Lauren Daigle breaks silence on George Floyd's death after being called out by black friends

Lauren Daigle concert Baton Rouge, Oct. 11, 2019. | Photo Cred: Ingridnicole

Award-winning Christian singer Lauren Daigle broke her silence about the death of George Floyd with a 53-minute response after being questioned about it by some of her friends.

"I received a lot of text messages yesterday about my silence regarding the George Floyd issue,” Daigle said at the top of an Instagram video filmed Monday morning.

“Let me assure everybody that silence has nothing to do with a lack of concern because I haven't had a moment to pray and reflect and ask God where to stand with my words, how to communicate without words. I know where I stand, but with my words, how do I speak?”

The Louisiana native was brought to tears when recounting what she heard happened to George Floyd, who died in the custody of Minneapolis police on Memorial Day.

"How can the heart of man be like that? I don't understand. I'm shaking with anger,” she said in tears. “And no officer said anything. I have no idea what it's like to be a police officer. I'm not even going to begin the barrage of thoughts on how to handle situations. But my gosh, I don't know how much more evidence you need to say, 'Hey, maybe you should let up bro.' This is wrong!" 

She added, "When it comes to George Floyd, I didn't even watch the video, just upon hearing about what happened. I am still shaking, and I know I'm late to the party, but it doesn't mean the weight is any different.”

Daigle has been visiting prisons throughout the country in recent years and she used some of her time in the video to talk about what she’s experienced with the men and women she met who are incarcerated. She said many of the people she met in prison are incredible people. Daigle then gave advice on what she believes all people should be doing during this time. 

"I think what we have here is a need to look into the eyes of people. When we are at the grocery store checking out our groceries, not to rush past, but to be available,” she advised. “Honor your neighbor as yourself, to love your neighbor as yourself.”

Daigle emphasized that the term “neighborhood” was meant to encourage community, not strangers.  

"So when I think about George Floyd, I think about his family. I think about his friends, I think about the remnants of his life that are still being sprinkled and scattered all over this world right now. I can't imagine being pinned down to the ground. My jaw just gets tight even thinking about living my last moments like that,” Daigle maintained. “Wrong!” she declared.

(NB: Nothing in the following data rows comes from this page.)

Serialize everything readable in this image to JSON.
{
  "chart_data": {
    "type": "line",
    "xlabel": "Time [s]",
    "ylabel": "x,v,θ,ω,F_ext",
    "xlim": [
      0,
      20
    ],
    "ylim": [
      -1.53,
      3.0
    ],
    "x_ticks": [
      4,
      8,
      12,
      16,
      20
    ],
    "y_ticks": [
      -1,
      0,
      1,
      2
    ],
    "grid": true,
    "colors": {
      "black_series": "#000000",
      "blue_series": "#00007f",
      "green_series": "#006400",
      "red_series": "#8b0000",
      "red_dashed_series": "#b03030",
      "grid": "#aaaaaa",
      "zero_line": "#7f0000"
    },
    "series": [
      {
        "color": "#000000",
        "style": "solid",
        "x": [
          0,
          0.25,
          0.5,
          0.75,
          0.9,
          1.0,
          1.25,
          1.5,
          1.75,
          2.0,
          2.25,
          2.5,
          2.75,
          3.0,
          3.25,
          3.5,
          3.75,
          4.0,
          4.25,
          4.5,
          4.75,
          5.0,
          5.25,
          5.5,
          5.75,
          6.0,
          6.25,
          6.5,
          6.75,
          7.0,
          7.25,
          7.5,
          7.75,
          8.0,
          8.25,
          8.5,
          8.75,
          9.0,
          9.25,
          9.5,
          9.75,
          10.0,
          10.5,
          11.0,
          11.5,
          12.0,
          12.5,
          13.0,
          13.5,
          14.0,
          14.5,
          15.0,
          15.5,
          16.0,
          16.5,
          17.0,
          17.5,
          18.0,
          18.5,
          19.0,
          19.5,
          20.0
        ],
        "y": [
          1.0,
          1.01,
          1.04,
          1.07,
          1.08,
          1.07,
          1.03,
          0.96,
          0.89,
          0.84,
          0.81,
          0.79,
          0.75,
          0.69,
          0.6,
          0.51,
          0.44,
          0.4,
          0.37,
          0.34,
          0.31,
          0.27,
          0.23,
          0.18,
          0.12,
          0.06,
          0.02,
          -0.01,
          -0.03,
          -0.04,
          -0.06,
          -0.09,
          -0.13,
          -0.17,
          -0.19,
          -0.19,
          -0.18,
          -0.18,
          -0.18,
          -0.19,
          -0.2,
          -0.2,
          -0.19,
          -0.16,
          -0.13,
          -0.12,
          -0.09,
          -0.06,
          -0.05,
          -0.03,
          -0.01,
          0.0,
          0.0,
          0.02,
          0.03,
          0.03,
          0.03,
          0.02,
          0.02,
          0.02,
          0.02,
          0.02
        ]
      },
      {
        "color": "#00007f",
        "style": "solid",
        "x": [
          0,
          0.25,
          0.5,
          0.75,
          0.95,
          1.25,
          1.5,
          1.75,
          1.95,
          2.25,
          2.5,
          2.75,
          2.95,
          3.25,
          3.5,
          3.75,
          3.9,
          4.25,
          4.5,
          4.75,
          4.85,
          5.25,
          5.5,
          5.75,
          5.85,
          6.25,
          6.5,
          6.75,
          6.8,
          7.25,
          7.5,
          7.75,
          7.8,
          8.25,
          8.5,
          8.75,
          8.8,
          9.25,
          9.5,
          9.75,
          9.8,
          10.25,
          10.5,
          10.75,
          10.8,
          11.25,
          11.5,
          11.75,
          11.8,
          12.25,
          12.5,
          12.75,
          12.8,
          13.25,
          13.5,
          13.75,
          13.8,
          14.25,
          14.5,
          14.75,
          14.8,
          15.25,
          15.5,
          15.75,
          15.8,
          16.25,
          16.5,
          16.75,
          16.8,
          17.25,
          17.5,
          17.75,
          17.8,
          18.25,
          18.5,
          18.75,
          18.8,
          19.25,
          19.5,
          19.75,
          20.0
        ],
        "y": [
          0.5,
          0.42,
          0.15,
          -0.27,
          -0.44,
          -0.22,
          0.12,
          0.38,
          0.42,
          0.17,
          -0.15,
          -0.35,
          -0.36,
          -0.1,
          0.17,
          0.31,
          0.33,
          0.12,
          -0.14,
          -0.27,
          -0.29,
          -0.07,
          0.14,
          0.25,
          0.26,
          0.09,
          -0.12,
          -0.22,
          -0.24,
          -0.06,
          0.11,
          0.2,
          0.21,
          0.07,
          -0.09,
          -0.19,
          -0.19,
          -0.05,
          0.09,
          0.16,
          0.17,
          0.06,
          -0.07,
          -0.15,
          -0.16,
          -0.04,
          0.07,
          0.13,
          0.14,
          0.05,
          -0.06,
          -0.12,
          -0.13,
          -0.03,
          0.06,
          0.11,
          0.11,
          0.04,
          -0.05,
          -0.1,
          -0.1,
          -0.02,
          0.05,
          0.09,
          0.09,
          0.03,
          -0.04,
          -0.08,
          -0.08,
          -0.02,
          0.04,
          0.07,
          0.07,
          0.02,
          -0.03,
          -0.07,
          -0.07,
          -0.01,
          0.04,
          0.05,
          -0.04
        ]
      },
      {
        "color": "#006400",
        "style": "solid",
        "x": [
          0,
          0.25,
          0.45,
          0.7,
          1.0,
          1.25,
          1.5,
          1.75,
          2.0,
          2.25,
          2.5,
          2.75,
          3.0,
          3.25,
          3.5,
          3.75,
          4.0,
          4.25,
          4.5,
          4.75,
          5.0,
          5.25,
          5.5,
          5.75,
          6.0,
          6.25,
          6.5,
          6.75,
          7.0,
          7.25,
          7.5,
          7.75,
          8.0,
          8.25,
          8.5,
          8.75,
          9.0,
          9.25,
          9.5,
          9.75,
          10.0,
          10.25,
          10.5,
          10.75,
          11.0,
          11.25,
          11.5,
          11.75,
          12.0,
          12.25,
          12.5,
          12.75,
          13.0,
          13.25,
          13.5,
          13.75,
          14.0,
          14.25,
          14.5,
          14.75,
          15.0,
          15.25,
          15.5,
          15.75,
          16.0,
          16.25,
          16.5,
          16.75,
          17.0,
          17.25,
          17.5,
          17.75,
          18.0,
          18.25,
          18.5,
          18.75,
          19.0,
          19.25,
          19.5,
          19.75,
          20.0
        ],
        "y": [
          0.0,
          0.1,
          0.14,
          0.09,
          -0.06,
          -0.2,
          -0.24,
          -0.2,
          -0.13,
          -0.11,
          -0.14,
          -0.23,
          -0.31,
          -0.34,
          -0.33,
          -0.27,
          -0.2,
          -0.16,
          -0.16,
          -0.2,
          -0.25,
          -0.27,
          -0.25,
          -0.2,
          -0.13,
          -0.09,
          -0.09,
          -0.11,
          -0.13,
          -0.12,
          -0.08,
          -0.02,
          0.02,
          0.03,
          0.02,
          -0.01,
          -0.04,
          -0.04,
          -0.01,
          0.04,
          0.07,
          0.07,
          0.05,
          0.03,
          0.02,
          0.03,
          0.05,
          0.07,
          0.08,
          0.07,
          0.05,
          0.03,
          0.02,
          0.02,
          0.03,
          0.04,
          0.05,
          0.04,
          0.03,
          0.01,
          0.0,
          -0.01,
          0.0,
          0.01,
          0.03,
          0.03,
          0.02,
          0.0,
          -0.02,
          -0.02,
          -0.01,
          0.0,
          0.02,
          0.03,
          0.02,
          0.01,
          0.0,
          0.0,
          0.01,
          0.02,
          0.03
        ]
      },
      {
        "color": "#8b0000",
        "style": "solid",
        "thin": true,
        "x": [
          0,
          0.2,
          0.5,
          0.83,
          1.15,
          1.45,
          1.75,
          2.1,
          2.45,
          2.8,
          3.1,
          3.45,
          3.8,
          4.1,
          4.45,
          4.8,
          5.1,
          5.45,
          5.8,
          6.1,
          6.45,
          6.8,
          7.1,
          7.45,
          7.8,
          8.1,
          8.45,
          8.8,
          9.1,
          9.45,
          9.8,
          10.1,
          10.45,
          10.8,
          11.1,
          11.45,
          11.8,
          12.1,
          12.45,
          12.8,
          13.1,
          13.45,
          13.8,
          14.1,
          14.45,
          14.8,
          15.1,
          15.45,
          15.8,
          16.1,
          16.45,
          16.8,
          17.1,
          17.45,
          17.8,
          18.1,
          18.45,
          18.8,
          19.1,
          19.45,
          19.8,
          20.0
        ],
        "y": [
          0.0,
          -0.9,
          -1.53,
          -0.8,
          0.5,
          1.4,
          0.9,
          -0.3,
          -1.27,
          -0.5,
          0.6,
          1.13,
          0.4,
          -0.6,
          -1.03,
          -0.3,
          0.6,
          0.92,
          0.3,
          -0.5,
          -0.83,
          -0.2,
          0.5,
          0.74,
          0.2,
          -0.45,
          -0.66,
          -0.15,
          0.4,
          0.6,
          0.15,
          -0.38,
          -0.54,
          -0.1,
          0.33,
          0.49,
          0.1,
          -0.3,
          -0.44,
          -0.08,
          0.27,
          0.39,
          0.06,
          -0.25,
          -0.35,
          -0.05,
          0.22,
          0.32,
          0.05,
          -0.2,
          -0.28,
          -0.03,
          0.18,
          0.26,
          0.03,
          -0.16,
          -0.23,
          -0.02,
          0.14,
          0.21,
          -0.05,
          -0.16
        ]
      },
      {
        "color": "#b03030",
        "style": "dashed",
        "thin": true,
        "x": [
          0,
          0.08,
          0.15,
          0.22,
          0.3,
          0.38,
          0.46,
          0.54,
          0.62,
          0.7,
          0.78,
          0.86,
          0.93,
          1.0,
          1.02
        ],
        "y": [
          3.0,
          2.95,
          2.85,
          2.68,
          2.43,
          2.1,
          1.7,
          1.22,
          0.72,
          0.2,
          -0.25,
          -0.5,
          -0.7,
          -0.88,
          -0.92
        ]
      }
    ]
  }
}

She added: "For the people of color who are struggling and mourning and are sad today, my heart is with you. And to say that I get it and I understand that that's wrong. I did not grow up a color other than this. I will not be able to walk a mile in your shoes. I'm not going to sit here and fake like I can. But that does not mean that my compassion for you and my love for you isn't fully present.”

The “You Say” singer then described what one of her black friends actually told her about her silence. 

"In pondering this time, my friend, my sweet friend reached out to me and she said, ‘Lauren,’ she said, 'There are people of color that follow you and your silence could be hurting them.’ And I was like, 'Oh, that's the exact opposite of the message that I'm trying to deliver. I have just been waiting to get still enough,'” Daigle recounted.

The 28 year old woke up early the next morning to share her heart about it all with her 1.9 million followers.

"I care about the black community and I care about the people of color. And I care about what goes on in the world and I care about when the world is moaning, when the heart of man is groaning. I care about those things,” Daigle declared. “So when she said, ‘Lauren, you know speaking is important right now.’ I was like, 'Girl, I'll be there in two seconds.'”

The singer concluded her video by praying for God’s “comfort.” She also pleaded for God to “wake up” the world and prayed for people to “turn from evil.”

Christian singer Jamie Grace responded to Daigle and asked her to consider taking her comments even further.

“Thank you for posting this, Lauren. I know we haven’t talked in a while but I hope you know that I support you and know that your voice is beautifully influential. I know that you said this is difficult to process and you didn’t watch the video in its entirety as you don’t want this to feel normal, but might I ask, whether you watch it or not - please don’t withhold from feeling it ALL. Allow yourself to feel it all. As black people, this IS normal to us. And we don’t have the privilege of to not acknowledge the normalcy,” Grace told Daigle in the comment section of her video. 

“This is not a killing movie or violent video game, this is potentially my reality every time my husband goes to Chick-fil-A or the gas station. This is the conversation that our sons and brothers have as young as 8, learning to seem less ‘scary’ so they can come home from school,” she said. “This is ‘n***er’ shouted from the very churches I am booked to lead worship. And whatever our white peers need to do to feel what we feel - we need you to press into it and feel it. We want change. And I genuinely believe in my heart that you do too. But that change begins with empathy, so that the change is not FOR us, but WITH us.”